Virtual Plasmonic Dimers for Ultrasensitive Inspection of Cluster–Surface Coupling

Plasmonic sensors owe their sensitivity to the susceptibility of collective electron modes to tiny changes of the local environment. Simple sensors are based on metal nanoparticles where spectral shifts of the resonance are frequently treated in view of an “effective” dielectric medium surrounding each particle. Using single-object spectroscopy probing a large number of silver particles on Si(111)-(7 × 7) in a photoemission electron microscope (PEEM), we show that this picture breaks down because of the formation of image dipoles in the substrate. Even at particle sizes as small as 10 nm, that is, small compared to the excitation wavelength, the dipole approximation is no longer valid because the system inherently creates higher order multipole modes.

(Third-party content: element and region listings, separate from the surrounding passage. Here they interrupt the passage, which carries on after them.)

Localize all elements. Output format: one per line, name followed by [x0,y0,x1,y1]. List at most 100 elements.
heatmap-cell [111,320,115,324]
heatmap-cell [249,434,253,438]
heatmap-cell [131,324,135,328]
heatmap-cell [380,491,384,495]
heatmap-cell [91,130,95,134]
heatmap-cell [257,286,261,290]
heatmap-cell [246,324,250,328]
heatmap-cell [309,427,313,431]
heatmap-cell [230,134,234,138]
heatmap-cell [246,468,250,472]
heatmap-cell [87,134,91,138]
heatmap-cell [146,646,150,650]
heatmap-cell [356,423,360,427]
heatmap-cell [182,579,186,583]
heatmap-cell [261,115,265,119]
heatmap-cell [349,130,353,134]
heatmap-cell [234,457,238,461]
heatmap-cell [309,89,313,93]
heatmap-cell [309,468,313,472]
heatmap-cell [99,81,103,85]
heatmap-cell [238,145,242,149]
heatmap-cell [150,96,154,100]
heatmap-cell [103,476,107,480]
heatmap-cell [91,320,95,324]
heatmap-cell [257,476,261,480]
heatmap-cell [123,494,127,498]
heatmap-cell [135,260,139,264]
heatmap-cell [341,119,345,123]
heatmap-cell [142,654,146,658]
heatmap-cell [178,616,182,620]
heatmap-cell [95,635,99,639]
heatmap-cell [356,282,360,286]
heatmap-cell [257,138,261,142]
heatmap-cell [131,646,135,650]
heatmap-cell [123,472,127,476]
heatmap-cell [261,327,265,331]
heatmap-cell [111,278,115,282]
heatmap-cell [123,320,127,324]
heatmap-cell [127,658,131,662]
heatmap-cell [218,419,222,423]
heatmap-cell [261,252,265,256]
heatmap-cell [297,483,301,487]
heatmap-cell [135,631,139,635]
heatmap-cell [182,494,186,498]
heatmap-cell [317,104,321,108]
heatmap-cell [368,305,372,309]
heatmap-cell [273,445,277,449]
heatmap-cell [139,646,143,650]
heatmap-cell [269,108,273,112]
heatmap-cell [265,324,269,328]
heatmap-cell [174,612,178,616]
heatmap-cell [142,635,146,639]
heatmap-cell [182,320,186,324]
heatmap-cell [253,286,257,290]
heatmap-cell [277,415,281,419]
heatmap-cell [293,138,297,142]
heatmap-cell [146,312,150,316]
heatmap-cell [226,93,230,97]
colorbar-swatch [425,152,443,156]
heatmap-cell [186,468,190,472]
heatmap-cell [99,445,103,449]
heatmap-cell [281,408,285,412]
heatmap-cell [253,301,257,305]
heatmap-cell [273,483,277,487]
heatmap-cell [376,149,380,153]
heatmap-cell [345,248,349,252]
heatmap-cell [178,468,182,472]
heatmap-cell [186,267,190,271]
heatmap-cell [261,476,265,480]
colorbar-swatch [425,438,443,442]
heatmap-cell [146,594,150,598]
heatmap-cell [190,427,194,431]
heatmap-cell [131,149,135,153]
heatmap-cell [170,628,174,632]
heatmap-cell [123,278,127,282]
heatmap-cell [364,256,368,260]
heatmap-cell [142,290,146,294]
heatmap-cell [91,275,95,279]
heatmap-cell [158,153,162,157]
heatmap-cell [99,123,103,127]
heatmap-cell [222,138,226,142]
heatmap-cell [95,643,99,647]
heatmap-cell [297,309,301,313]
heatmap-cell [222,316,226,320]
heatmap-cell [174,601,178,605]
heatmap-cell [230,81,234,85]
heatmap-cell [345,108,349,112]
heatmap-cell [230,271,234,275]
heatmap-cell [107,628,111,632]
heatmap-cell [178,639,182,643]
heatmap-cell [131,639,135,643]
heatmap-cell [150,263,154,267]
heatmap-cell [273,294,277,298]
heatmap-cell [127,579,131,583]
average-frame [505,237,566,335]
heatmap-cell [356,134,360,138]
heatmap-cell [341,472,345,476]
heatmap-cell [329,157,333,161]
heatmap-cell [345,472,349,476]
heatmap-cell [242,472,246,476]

To validate this scenario, we compare plasmon energies, lifetimes, and their variability to the case of a surface with lower permittivity. Model calculations based on generalized Mie theory reveal that the formation of multipole modes is extremely sensitive to the local geometry on the scale of one angstrom, in particular to the intradimer separation. Hence, such systems may enable novel ultrasensitive plasmonic detection schemes such as high-precision plasmonic rulers and probes for molecular interfaces or spacer layers.